The 2017 GHI, published by the International Food Policy Research Institute
(IFPRI), Concern Worldwide, and Welthungerhilfe, follows the status of
hunger globally, highlighting the areas where action to address hunger is
most urgently needed. To capture the multidimensional nature of hunger, GHI
scores are based on four indicators: undernourishment, child wasting, child
stunting, and child mortality.
The report shows that out of the 119 countries evaluated, one country
(Central African Republic) is in the extremely alarming range. Seven
countries have alarming hunger index, which includes Malawi, Sudan, Zambia,
Chad, Yemen, Madagascar, Sierra Leone, and Liberia.
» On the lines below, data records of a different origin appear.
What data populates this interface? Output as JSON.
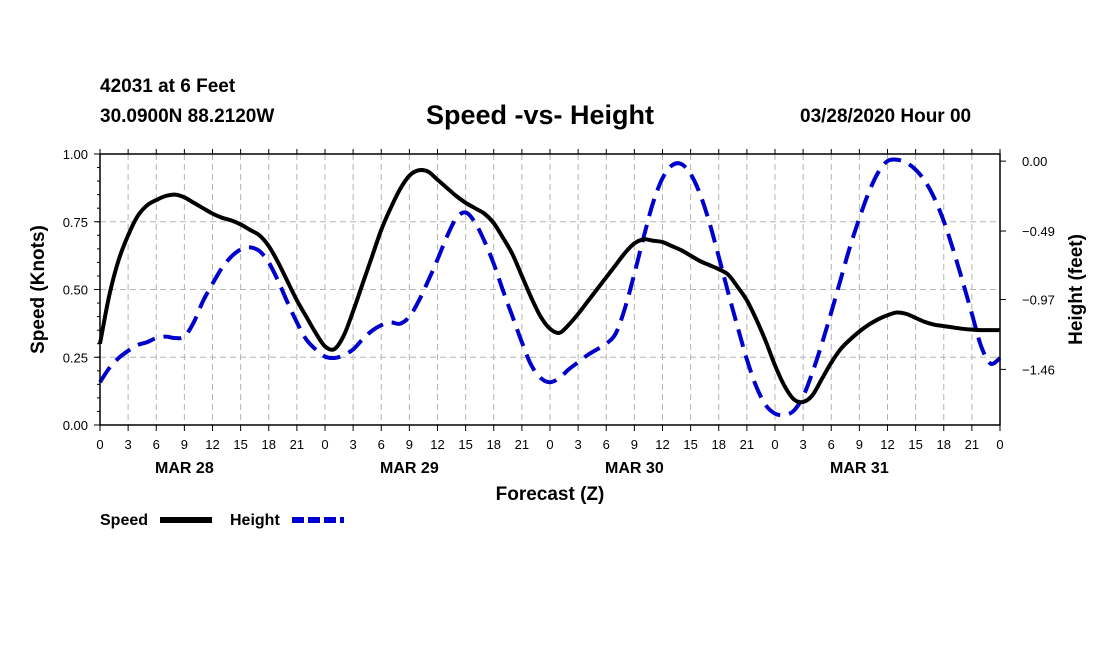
{
  "header": {
    "station": "42031 at 6 Feet",
    "coords": "30.0900N 88.2120W",
    "title": "Speed -vs- Height",
    "run": "03/28/2020 Hour 00"
  },
  "chart_data": {
    "type": "line",
    "title": "Speed -vs- Height",
    "xlabel": "Forecast (Z)",
    "ylabel": "Speed (Knots)",
    "y2label": "Height (feet)",
    "xlim": [
      0,
      96
    ],
    "ylim": [
      0,
      1
    ],
    "y2lim": [
      -1.85,
      0.05
    ],
    "grid": true,
    "x_ticks": [
      0,
      3,
      6,
      9,
      12,
      15,
      18,
      21,
      24,
      27,
      30,
      33,
      36,
      39,
      42,
      45,
      48,
      51,
      54,
      57,
      60,
      63,
      66,
      69,
      72,
      75,
      78,
      81,
      84,
      87,
      90,
      93,
      96
    ],
    "x_tick_labels": [
      "0",
      "3",
      "6",
      "9",
      "12",
      "15",
      "18",
      "21",
      "0",
      "3",
      "6",
      "9",
      "12",
      "15",
      "18",
      "21",
      "0",
      "3",
      "6",
      "9",
      "12",
      "15",
      "18",
      "21",
      "0",
      "3",
      "6",
      "9",
      "12",
      "15",
      "18",
      "21",
      "0"
    ],
    "y_ticks": [
      0.0,
      0.25,
      0.5,
      0.75,
      1.0
    ],
    "y_tick_labels": [
      "0.00",
      "0.25",
      "0.50",
      "0.75",
      "1.00"
    ],
    "y2_ticks": [
      0.0,
      -0.49,
      -0.97,
      -1.46
    ],
    "y2_tick_labels": [
      "0.00",
      "−0.49",
      "−0.97",
      "−1.46"
    ],
    "day_labels": [
      {
        "x": 9,
        "label": "MAR 28"
      },
      {
        "x": 33,
        "label": "MAR 29"
      },
      {
        "x": 57,
        "label": "MAR 30"
      },
      {
        "x": 81,
        "label": "MAR 31"
      }
    ],
    "series": [
      {
        "name": "Speed",
        "axis": "left",
        "color": "#000000",
        "style": "solid",
        "x": [
          0,
          1,
          2,
          3,
          4,
          5,
          6,
          7,
          8,
          9,
          10,
          11,
          12,
          13,
          14,
          15,
          16,
          17,
          18,
          19,
          20,
          21,
          22,
          23,
          24,
          25,
          26,
          27,
          28,
          29,
          30,
          31,
          32,
          33,
          34,
          35,
          36,
          37,
          38,
          39,
          40,
          41,
          42,
          43,
          44,
          45,
          46,
          47,
          48,
          49,
          50,
          51,
          52,
          53,
          54,
          55,
          56,
          57,
          58,
          59,
          60,
          61,
          62,
          63,
          64,
          65,
          66,
          67,
          68,
          69,
          70,
          71,
          72,
          73,
          74,
          75,
          76,
          77,
          78,
          79,
          80,
          81,
          82,
          83,
          84,
          85,
          86,
          87,
          88,
          89,
          90,
          91,
          92,
          93,
          94,
          95,
          96
        ],
        "y": [
          0.3,
          0.48,
          0.61,
          0.7,
          0.77,
          0.81,
          0.83,
          0.845,
          0.85,
          0.84,
          0.82,
          0.8,
          0.78,
          0.765,
          0.755,
          0.74,
          0.72,
          0.7,
          0.66,
          0.6,
          0.53,
          0.46,
          0.4,
          0.34,
          0.29,
          0.28,
          0.33,
          0.42,
          0.52,
          0.62,
          0.72,
          0.8,
          0.87,
          0.92,
          0.94,
          0.935,
          0.905,
          0.875,
          0.845,
          0.82,
          0.8,
          0.78,
          0.745,
          0.69,
          0.63,
          0.55,
          0.47,
          0.4,
          0.355,
          0.34,
          0.37,
          0.41,
          0.455,
          0.5,
          0.545,
          0.59,
          0.635,
          0.67,
          0.685,
          0.68,
          0.675,
          0.66,
          0.645,
          0.625,
          0.605,
          0.59,
          0.575,
          0.555,
          0.51,
          0.46,
          0.39,
          0.31,
          0.22,
          0.145,
          0.095,
          0.085,
          0.11,
          0.17,
          0.23,
          0.28,
          0.315,
          0.345,
          0.37,
          0.39,
          0.405,
          0.415,
          0.41,
          0.395,
          0.38,
          0.37,
          0.365,
          0.36,
          0.355,
          0.352,
          0.35,
          0.35,
          0.35
        ]
      },
      {
        "name": "Height",
        "axis": "right",
        "color": "#0000cc",
        "style": "dashed",
        "x": [
          0,
          1,
          2,
          3,
          4,
          5,
          6,
          7,
          8,
          9,
          10,
          11,
          12,
          13,
          14,
          15,
          16,
          17,
          18,
          19,
          20,
          21,
          22,
          23,
          24,
          25,
          26,
          27,
          28,
          29,
          30,
          31,
          32,
          33,
          34,
          35,
          36,
          37,
          38,
          39,
          40,
          41,
          42,
          43,
          44,
          45,
          46,
          47,
          48,
          49,
          50,
          51,
          52,
          53,
          54,
          55,
          56,
          57,
          58,
          59,
          60,
          61,
          62,
          63,
          64,
          65,
          66,
          67,
          68,
          69,
          70,
          71,
          72,
          73,
          74,
          75,
          76,
          77,
          78,
          79,
          80,
          81,
          82,
          83,
          84,
          85,
          86,
          87,
          88,
          89,
          90,
          91,
          92,
          93,
          94,
          95,
          96
        ],
        "y": [
          -1.55,
          -1.45,
          -1.38,
          -1.33,
          -1.29,
          -1.27,
          -1.24,
          -1.23,
          -1.24,
          -1.23,
          -1.13,
          -0.98,
          -0.86,
          -0.75,
          -0.67,
          -0.62,
          -0.605,
          -0.63,
          -0.71,
          -0.84,
          -0.99,
          -1.13,
          -1.25,
          -1.32,
          -1.37,
          -1.38,
          -1.36,
          -1.32,
          -1.25,
          -1.19,
          -1.15,
          -1.13,
          -1.14,
          -1.09,
          -0.98,
          -0.84,
          -0.69,
          -0.53,
          -0.4,
          -0.36,
          -0.43,
          -0.56,
          -0.72,
          -0.91,
          -1.09,
          -1.27,
          -1.43,
          -1.52,
          -1.55,
          -1.52,
          -1.46,
          -1.41,
          -1.36,
          -1.32,
          -1.28,
          -1.21,
          -1.03,
          -0.79,
          -0.53,
          -0.29,
          -0.12,
          -0.03,
          -0.02,
          -0.09,
          -0.23,
          -0.43,
          -0.67,
          -0.92,
          -1.16,
          -1.39,
          -1.58,
          -1.71,
          -1.77,
          -1.78,
          -1.75,
          -1.65,
          -1.48,
          -1.28,
          -1.06,
          -0.83,
          -0.6,
          -0.4,
          -0.22,
          -0.08,
          0.0,
          0.01,
          -0.01,
          -0.06,
          -0.14,
          -0.26,
          -0.42,
          -0.62,
          -0.84,
          -1.07,
          -1.3,
          -1.42,
          -1.38
        ]
      }
    ],
    "legend": {
      "position": "bottom-left",
      "entries": [
        {
          "label": "Speed",
          "color": "#000000",
          "style": "solid"
        },
        {
          "label": "Height",
          "color": "#0000cc",
          "style": "dashed"
        }
      ]
    }
  }
}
A total of 44 countries
are in serious range (including Asian countries India, Philippines,
Indonesia, and Pakistan); 24 in moderate range; and 43 in low range. The
percentage of undernourished declined to 13%, down from 18.2% in 2000.
With these results, it is evident that more work is needed in many countries
to attain the Sustainable Development Goal of eradicating hunger by 2030.